Graves of hundreds more fallen soldiers can be found in cemeteries across the country, marked with Armenian flags. In villages and towns, the soldiers are honored as heroes in murals and graffiti.
Armenia's existence threatened
But the end of the Nagorno-Karabakh Republic has broken a taboo in Armenia: the question of how much sacrifice Nagorno-Karabakh is worth and whether Armenia's existence can be risked.
Since the devastating defeat by the Azerbaijani armed forces at the end of 2020, Armenia's survival has also been at stake. In the spring of the following year and in 2022, Azerbaijani troops attacked Armenia itself and occupied strategic heights in the border area. Contrary to what was contractually agreed, the protecting power Russia did not come to its aid.
Warning 20 years ago
In order not to give Azerbaijan a pretext for further attacks on Armenia, Prime Minister Nikol Pashinyan decided a year ago to allow the Azerbaijanis to capture Nagorno-Karabakh. Sending troops from the still weak and barely reformed armed forces would have led to another serious defeat.
Behind this is also the realization that the warning of the first president of independent Armenia, Levon Ter-Petrosian, has come true: that Armenia would not be able to hold on to Nagorno-Karabakh in the long term and that a republic independent of Azerbaijan would not be accepted internationally. Because he advocated a compromise, an autonomy for Nagorno-Karabakh within Azerbaijan, Ter-Petrosian had to resign in 1998.
Corruption weakened army
His two successors came from Nagorno-Karabakh and stuck to the hard line while failing to respond to Azerbaijan's military buildup and even allowing the armed forces to be weakened by corruption. It was one reason why Nikol Pashinyan was able to bring about a change of power with peaceful protests in 2018.
But under pressure from the population, he too used harsh rhetoric and showed little willingness to compromise, while Azerbaijan increasingly openly threatened a military solution to the conflict.
Political tensions
Today, Pashinyan is trying to protect Armenia from all dangers by renouncing historically based territorial claims. The fact that he keeps accommodating Azerbaijan without President Ilham Aliyev making any corresponding concessions is causing more and more protests, especially among the Nagorno-Karabakh Armenians.
Pashinyan is denying them a government in exile in Armenia. Their political representatives could, together with the opposition around the two predecessors and the church, form a strong counterforce. But their unsuccessful protests show that the majority of the population is tired and wants to lead a peaceful life.
Armenia as Stopover
The more than 100,000 refugees from Nagorno-Karabakh are already a challenge for the weak state with its barely three million inhabitants. The demands for continued financial support for the Nagorno-Karabakh Armenians, who are used to subsidies, are leading to tensions with the predominantly poor population of Armenia.

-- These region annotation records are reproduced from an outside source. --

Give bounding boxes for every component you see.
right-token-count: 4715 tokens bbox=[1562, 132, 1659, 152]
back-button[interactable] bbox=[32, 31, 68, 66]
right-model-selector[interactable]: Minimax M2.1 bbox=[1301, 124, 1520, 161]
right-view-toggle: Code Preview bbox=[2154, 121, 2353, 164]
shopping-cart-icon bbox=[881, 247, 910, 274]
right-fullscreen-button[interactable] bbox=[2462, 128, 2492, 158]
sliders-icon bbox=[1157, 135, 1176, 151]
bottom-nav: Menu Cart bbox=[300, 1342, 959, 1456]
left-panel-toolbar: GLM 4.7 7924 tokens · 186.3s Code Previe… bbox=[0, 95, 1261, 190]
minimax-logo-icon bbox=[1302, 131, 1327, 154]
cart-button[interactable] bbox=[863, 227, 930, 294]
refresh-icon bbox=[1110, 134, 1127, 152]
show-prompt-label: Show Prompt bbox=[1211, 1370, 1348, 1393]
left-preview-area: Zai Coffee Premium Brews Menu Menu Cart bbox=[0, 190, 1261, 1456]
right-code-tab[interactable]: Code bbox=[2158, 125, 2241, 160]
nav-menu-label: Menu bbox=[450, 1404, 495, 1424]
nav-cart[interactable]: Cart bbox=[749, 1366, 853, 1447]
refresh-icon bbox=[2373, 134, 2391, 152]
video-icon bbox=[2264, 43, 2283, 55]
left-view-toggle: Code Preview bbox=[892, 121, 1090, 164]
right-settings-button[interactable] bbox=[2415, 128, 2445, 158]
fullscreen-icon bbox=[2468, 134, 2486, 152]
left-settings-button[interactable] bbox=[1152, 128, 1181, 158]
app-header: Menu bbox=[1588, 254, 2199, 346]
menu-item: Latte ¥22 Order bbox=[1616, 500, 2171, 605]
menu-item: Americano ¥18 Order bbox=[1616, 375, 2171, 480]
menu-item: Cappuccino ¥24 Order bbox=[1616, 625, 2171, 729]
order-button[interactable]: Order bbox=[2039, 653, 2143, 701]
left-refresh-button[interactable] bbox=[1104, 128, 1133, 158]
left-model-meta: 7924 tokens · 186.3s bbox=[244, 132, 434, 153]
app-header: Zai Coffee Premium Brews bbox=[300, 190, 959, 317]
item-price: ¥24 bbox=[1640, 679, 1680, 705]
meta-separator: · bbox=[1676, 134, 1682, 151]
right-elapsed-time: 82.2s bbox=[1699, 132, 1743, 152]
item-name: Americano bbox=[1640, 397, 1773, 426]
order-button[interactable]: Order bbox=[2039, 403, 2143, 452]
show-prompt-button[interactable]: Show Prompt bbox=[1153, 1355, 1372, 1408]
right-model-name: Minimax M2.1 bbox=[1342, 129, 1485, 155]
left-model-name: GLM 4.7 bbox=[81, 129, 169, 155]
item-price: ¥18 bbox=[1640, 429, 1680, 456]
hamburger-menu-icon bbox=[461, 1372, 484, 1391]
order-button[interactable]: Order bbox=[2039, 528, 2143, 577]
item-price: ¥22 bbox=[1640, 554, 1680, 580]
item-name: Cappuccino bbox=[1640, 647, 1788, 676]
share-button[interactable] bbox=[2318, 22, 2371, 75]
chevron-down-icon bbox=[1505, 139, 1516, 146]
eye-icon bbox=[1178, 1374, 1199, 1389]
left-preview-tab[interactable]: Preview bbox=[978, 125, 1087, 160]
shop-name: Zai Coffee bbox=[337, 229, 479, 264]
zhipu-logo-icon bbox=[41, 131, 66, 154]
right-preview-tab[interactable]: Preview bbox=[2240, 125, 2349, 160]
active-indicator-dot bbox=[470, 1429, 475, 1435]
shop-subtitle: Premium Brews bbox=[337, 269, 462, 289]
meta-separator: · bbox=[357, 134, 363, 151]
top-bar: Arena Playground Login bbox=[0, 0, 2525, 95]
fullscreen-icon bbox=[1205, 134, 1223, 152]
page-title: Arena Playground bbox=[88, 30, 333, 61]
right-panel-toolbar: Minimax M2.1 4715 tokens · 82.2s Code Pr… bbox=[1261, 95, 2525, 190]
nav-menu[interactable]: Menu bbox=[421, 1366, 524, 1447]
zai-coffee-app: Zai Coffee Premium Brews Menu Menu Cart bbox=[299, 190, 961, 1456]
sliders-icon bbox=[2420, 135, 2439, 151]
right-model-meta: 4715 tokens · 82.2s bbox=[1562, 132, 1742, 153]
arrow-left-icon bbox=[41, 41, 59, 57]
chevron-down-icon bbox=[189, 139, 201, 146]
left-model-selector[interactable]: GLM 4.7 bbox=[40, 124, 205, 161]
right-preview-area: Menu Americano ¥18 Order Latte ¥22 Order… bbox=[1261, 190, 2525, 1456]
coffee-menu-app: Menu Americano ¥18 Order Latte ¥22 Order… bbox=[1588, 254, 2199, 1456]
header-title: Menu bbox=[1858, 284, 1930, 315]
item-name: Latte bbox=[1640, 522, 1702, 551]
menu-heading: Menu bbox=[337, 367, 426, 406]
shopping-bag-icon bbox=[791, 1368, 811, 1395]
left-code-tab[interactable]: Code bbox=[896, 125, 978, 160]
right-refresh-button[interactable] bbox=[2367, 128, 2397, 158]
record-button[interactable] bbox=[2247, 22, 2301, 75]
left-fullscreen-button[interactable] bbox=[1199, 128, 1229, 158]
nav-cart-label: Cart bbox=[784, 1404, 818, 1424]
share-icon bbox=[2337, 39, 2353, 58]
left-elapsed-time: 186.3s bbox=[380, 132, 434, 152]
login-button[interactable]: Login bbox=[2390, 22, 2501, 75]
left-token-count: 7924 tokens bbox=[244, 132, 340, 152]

There is land and housing, but rents are expensive and work is scarce. So many see Armenia as a stopover; according to official statistics, more than 11,000 Nagorno-Karabakh Armenians had left the country by July. Since many have Russian passports, they are drawn there. The son of Yelena, a fellow sufferer of Susanna Basardjan in Vardenis, also followed friends to Russia. It is not clear whether he can and wants to evade military service there as an experienced artillery soldier.
Parts of this article are based on a research trip through Armenia organized by the Friedrich Ebert Foundation; travel expenses are borne by NDR.